In June of ‘77, the three Girl Scouts were camping at Camp Scott in Mayes County, Oklahoma, which is about an hour from the Arkansas, Missouri, and Kansas borders. A thunderstorm broke out the night of the murders, and the three took shelter in their tent: number eight. The next morning, the three girls weren’t found in their tent, but in sleeping bags a little over 100 yards it.

The Girl Scouts were found dead in their sleeping bags, but not all from the same cause of death. Youngest girls Farmer & Guse were bludgeoned to death, while Milner was strangled. All three victims of the Oklahoma Girl Scout murders were determined to have been beaten & sexually assaulted prior to death.

One can only imagine the lax environment of a children’s summer camp in the 1970s, compared to those paid for by helicopter parents of the new millenia, was what led three preteen girls to be left in such a vulnerable situation. What’s more shocking though, are the warning signs that led up to the murder.

Warning signs

About two months before the Oklahoma Girl Scout murders, there was a training session for counselors at Camp Scott. During the training session, a cabin was ransacked and a note was left by the perpetrator. 

It declared that a criminal was on “a mission” to kill three girls in tent one. The Girl Scouts were last seen in tent eight, but the note was prophetic nonetheless, and was shrugged off as a joke by camp officials.

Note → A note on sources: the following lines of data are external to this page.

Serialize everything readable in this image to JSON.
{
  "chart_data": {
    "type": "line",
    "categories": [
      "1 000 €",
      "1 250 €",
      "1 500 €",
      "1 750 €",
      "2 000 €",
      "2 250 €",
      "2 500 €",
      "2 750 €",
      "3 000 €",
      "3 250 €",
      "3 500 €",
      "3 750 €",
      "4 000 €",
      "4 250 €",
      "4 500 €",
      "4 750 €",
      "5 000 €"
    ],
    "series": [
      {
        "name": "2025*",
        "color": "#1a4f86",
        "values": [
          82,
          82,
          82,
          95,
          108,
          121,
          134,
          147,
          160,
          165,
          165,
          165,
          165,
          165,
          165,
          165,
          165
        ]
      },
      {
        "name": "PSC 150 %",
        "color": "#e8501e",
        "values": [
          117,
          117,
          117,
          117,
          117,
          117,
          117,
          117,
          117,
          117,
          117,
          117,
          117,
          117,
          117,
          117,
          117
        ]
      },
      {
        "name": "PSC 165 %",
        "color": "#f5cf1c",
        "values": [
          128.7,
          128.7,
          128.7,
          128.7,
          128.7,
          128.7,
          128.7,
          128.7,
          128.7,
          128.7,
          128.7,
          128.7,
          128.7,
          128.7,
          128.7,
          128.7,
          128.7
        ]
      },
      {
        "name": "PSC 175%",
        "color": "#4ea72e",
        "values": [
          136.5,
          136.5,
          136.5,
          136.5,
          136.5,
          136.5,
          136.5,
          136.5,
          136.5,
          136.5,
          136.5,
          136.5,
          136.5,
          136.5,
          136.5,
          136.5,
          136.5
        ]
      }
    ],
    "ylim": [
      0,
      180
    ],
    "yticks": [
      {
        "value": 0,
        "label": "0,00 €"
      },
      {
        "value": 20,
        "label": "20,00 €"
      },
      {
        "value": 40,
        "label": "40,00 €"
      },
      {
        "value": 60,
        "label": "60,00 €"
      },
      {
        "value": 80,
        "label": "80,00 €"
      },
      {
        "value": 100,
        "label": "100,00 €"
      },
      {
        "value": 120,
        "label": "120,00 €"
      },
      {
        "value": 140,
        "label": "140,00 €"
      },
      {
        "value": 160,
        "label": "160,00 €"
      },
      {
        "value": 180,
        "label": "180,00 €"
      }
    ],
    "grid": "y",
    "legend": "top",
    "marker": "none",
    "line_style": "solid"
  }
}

What’s even more unnerving than the mysterious note left months before the Oklahoma Girl Scout murders are the events leading up to the murder. Multiple witnesses recount hearing warning signs during the night the murders took place.

Warning sounds

Ranker reported that campers heard moaning sounds coming from the direction of tent number eight an hour after midnight the evening of the murders. Even more eerily, a Girl Scout recalls being woken by a flashlight peering through the flap in her tent thirty minutes later, while another heard screams at 3:00 AM that night.

The Oklahoma Girl Scout murders remain unsolved, but that doesn’t mean there haven’t been multiple suspects since the late 70s. An escaped convict, Gene Leroy Hart, was tried and found not guilty in ‘78, while female DNA discovered on the crime scene in 2008 led authorities to believe that a woman was possibly involved in the killings.

Camp Scott has since closed down, and the Oklahoma Girl Scout murders remain a mystery to law enforcement & true crime fans alike. The girls are survived by their parents who worked to put a victim’s bill of rights in place in Oklahoma, helping future casualties of similar heinous crimes.